Depuis la présidence de Donald Trump en 2016, un fort sentiment antichinois existe parmi les élites politiques américaines. Le département d’Etat considère la Chine comme le principal rival, pour ne pas dire l’ennemi, des Etats-Unis. Un sentiment renforcé par l’affaire du survol du territoire par des ballons espions, début février, dont un avait été abattu par l’aviation américaine. De hauts responsables américains ont assuré, le 3 avril, qu’il avait pu recueillir des informations sur plusieurs sites militaires et les transmettre à Pékin en temps réel.

Le succès de TikTok aux Etats-Unis pose le même genre de questions. Le décret, préparé sous la présidence de Donald Trump en vue d’une éventuelle interdiction et stipulant que la collecte de données sur TikTok pourrait permettre à la Chine de «suivre la localisation d’employés et d’entrepreneurs fédéraux, de créer des dossiers d’informations personnelles à des fins de chantage, et de mener des actions d’espionnage d’entreprise», relève du même registre.

L’initiative fut entravée par des recours juridiques avant le terme du mandat du président républicain. En vérité, la méfiance envers TikTok est largement partagée par les élus démocrates. La Chine est considérée par Washington comme un acteur perfide et, malgré les démentis de Pékin, le soupçon demeure que les entreprises chinoises sont redevables au pouvoir en informations diverses.

TikTok, un service utile

Un autre problème, plus insidieux, préoccupe les représentants politiques américains, et devrait, selon certains, les inquiéter bien davantage. TikTok, qui se présente comme une application de divertissement vidéo à contenu court, utilise des algorithmes destinés à diffuser des contenus variés à destination de publics ciblés. Beaucoup ignorent cependant que ces algorithmes sont calibrés différemment entre les marchés américain et chinois.

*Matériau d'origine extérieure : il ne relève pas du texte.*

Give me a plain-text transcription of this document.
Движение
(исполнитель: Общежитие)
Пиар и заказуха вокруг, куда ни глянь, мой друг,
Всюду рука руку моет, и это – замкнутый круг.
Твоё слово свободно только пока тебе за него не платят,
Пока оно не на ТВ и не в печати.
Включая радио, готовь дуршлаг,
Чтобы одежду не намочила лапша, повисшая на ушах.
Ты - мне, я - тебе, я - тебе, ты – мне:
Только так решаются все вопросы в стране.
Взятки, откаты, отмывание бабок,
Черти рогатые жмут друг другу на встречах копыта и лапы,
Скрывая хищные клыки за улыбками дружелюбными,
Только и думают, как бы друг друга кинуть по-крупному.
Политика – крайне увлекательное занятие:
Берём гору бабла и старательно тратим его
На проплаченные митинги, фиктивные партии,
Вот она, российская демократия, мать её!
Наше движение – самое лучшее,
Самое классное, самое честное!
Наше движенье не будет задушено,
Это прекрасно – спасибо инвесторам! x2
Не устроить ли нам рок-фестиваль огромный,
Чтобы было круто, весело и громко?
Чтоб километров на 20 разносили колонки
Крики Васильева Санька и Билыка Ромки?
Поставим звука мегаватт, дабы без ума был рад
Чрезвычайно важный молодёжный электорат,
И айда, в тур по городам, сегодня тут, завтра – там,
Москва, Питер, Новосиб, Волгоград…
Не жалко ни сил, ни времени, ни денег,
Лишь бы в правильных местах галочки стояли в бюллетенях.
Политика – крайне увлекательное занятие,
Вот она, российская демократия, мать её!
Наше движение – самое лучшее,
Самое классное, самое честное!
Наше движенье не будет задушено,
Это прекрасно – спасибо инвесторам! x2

Alors que le service chinois Douyin favorise la diffusion de vidéos à contenu éducatif à destination des adolescents, les algorithmes américains proposent en majorité un contenu de divertissement frivole, dont d’aucuns estiment qu’il participe à «décérébrer» toute une génération de jeunes gens outre-Atlantique. Quoi qu’il puisse en être, et que la menace soit considérée comme de court ou de long terme, les responsables politiques américains sont persuadés que l’application chinoise n’est pas un acteur bienveillant. Ils envisagent donc qu’elle soit bannie aux Etats-Unis.

Sentant le vent tourner, Shou Zi Chew a pris les devants et opté pour une stratégie offensive. Il a ainsi diffusé, le jour même de son audition au Congrès, un message à l’ensemble des abonnés de TikTok aux Etats-Unis, les invitant à questionner les motivations de leurs représentants politiques, qui menacent d’ «interdire un service bénéficiant à toute une communauté, notamment des petites et moyennes entreprises qui utilisent TikTok pour se faire connaître».

Les menaces sur l’existence de TikTok aux Etats-Unis, où le service est déjà banni chez les employés administratifs de 42 Etats, ne sont pas inédites. Le pays où elles ont conduit à la mesure la plus radicale est l’Inde. New Delhi en a interdit l’usage, ainsi que d’une cinquantaine d’autres applications chinoises, en juin 2020, pour des raisons de sécurité, après un affrontement meurtrier entre les armées chinoise et indienne à la frontière himalayenne.